Among other benefits, such an approach would allow banks to do business with marijuana businesses without fear of federal prosecution — as things currently stand, many marijuana businesses operate on a cash-only basis. And paradoxically, formalizing the federal government’s stance on state-level sales could actually strengthen the Department of Justice’s hand when it comes to enforcement. “If you formalize this policy,” Brookings’ Hudak says, “it empowers the federal government to take a hands-on approach.” It’s easier for authorities to identify and penalize bad actors if they have crystal-clear guidelines regarding regulation.
The fact that Congress is using its budgetary authority over the District to override the will of the voters of the District of Columbia barely a month after they had spoken in the election makes it unlikely, of course, that Congress in either in its present form or in the form that will exist when the 114th Congress takes office on January 3rd would be willing to enact the kind of permanent waiver that Ingraham is talking about here. Additionally, while polling indicates strong support for the idea that states, and presumably the District, ought to be granted autonomy on this issue by the Federal Government to legalize marijuana, it is unlikely that any Member of Congress will pay much of a political price for supporting a measure like this. In the end, this is rather obviously a low priority issue for most voters to the point where it is unlikely that how a Congressman or Senator voter on the matter would impact how they act on Election Day. Additionally, when it comes to a measure such as this which is tucked away deep in the text of an Omnibus bill that exceeds 1,600 pages in length, it simply isn’t the case that any member has the opportunity to vote “No” on the question of whether or not Congress should get involved in this matter at all. A measure like this is simply something that has been inserted into the bill by some member of one of the relevant committees, it was not voted on specifically at the committee level and it will not be voted on as a specific amendment to the final bill. Like so many other thing in such a massive bill, it will pass if the entire bill passes or fail if the bill fails. Since there are few, if any, members of either chamber who will vote against a bill because of one provision like this, there’s very little risk to any member in voting in favor of it. In fact, since voting against bill means voting to shut the government down, there’s almost no reason for any member to stage a fight over such a small provision of the bill. That’s what the proponents of measures like this are counting on when they sneak measures like this into last minute “emergency” Omnibus bills. In short, notwithstanding the polls there’s little risk that anyone who votes for this will pay a political price for it.

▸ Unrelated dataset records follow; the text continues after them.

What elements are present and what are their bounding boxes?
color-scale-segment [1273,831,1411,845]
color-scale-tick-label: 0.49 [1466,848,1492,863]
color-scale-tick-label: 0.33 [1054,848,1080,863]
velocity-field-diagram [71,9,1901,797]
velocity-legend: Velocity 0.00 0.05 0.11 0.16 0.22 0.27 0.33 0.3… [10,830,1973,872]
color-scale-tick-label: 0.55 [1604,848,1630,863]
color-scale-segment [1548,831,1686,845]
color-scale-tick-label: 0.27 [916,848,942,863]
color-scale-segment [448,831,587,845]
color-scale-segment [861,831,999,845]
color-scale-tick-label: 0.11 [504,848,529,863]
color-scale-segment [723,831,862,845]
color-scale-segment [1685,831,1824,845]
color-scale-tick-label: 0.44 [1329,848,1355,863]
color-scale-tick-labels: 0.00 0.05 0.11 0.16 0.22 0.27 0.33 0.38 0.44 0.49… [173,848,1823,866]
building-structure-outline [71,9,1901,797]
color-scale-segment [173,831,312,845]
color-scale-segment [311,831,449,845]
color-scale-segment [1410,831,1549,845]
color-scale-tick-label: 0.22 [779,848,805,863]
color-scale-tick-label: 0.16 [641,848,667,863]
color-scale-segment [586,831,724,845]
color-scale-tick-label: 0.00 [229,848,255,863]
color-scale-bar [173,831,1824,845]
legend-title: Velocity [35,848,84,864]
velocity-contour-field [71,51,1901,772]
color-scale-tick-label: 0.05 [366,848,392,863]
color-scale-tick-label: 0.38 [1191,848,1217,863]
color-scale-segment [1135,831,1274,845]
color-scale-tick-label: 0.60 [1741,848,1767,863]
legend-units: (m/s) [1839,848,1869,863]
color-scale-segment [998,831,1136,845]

Perhaps the District will have luck in the Courts on this issue, but it doesn’t look good. Procedurally, the victory of the initiative doesn’t appear to be enough to bring the law into effect. Instead, the City Council would ordinarily be required to pass enabling legislation that puts the new law in effect and sets up a regulatory and taxation scheme before the law is considered “enacted.” This, for example, is what happened when District residents approved other measures like medical marijuana so, I’m not sure that the “enact” argument is one that will succeed in Court. The best hope would be for some hope for a change of heart in Congress, but that doesn’t seem likely at this point. If nothing else, though, a move like this strikes me as a very good argument for the idea that Washington, D.C. ought to have far more autonomy to enact its own laws than it has right now. There simply isn’t any rational reason why Congress should have veto power over the will of nearly three-quarters of the voters in the District who voted to approve this initiative.